My mother's cousin, when we visited him pre-inauguration, was a very well-intentioned Trump supporter-a foster parent devoted to carefully articulated sarcasm and Sunday potlucks. His son shared his passionate support of Florida sports teams and the elected president. We did not talk about politics, the divisive subject misplaced in dialogue between family that had spent years apart. The sports rivalry was more pertinent, less transient, a staple of our reunions. Shielding fragile conversation, we don't prod for the information that shapes his viewpoints.
We may have even naively assumed our raw source material was the same, concluding that we had just resonated with different solutions.
Now, as the president and his administration dictate coverage of pretend events and analyze fabricated statistics to massive audiences, we must all engage diligently with well-researched reporting. We must also hope that the public does the same, but the campaign culture that has transcended its temporality makes blind allegiance, by some, to the word of the president seem possible, if not probable. The president advocates for a distrust of the media, working to destroy its credibility amongst certain sects of the public. An informed skepticism of the media replaced by blasts of its absurdity.
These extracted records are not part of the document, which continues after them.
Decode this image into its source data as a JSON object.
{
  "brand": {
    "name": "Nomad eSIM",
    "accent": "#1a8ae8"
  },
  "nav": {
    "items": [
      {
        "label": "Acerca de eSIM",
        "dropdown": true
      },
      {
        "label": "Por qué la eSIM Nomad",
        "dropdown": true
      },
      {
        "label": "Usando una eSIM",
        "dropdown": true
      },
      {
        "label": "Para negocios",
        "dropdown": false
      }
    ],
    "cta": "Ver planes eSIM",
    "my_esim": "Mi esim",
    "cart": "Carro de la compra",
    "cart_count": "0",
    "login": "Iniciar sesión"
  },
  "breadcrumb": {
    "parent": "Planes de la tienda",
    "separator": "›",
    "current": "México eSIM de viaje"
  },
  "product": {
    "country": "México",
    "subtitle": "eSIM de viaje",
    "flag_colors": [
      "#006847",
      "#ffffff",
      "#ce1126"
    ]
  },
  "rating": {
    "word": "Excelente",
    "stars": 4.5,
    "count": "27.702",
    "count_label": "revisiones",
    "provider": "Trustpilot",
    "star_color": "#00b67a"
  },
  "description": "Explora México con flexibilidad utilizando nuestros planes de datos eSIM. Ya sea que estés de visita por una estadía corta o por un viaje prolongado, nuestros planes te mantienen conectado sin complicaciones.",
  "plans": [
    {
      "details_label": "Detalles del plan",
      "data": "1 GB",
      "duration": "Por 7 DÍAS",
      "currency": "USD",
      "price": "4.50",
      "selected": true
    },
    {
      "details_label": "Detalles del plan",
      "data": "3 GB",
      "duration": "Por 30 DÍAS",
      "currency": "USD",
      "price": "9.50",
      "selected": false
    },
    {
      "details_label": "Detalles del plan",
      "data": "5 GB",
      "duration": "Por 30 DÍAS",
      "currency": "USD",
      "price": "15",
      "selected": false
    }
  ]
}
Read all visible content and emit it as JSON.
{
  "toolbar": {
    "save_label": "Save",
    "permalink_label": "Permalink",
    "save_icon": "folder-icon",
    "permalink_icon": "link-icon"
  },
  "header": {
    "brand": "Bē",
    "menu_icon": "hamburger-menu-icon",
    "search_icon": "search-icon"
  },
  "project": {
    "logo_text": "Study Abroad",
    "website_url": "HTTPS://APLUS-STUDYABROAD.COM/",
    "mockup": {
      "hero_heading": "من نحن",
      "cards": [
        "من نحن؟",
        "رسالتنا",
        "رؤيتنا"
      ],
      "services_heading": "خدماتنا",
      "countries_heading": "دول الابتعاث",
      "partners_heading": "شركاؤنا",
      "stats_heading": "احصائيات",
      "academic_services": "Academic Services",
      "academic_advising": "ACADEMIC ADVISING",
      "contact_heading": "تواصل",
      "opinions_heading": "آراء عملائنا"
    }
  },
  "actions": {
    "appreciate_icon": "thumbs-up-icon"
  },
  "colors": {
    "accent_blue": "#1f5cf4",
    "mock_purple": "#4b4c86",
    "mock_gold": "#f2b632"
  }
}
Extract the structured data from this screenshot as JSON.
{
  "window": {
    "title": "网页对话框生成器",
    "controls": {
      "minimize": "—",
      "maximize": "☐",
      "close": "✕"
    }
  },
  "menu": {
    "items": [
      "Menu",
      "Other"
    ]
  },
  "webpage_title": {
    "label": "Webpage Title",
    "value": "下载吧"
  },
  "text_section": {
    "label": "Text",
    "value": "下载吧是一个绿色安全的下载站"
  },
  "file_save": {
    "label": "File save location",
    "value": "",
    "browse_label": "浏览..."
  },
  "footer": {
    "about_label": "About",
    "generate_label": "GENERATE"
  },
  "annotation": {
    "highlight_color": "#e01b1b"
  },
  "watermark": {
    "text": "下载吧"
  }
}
Investigative and honest insight into the government is imperative to an accountable democracy. Transparency of executive action will come from adversary media, which we cannot guarantee to be taken seriously anyone who might be trusting only Trump-approved sources. Information, today, acts as currency, and withholding it allows the proprietor dangerous amounts of freedom from public accountability.
Haphazard deception from such powerful figures creates a disillusionment with the truth that makes subjectivity and objectivity harder to discern from one another. Critique of information sources will be a vital form of citizenship in the coming years, independent of what you believe and what you believe in.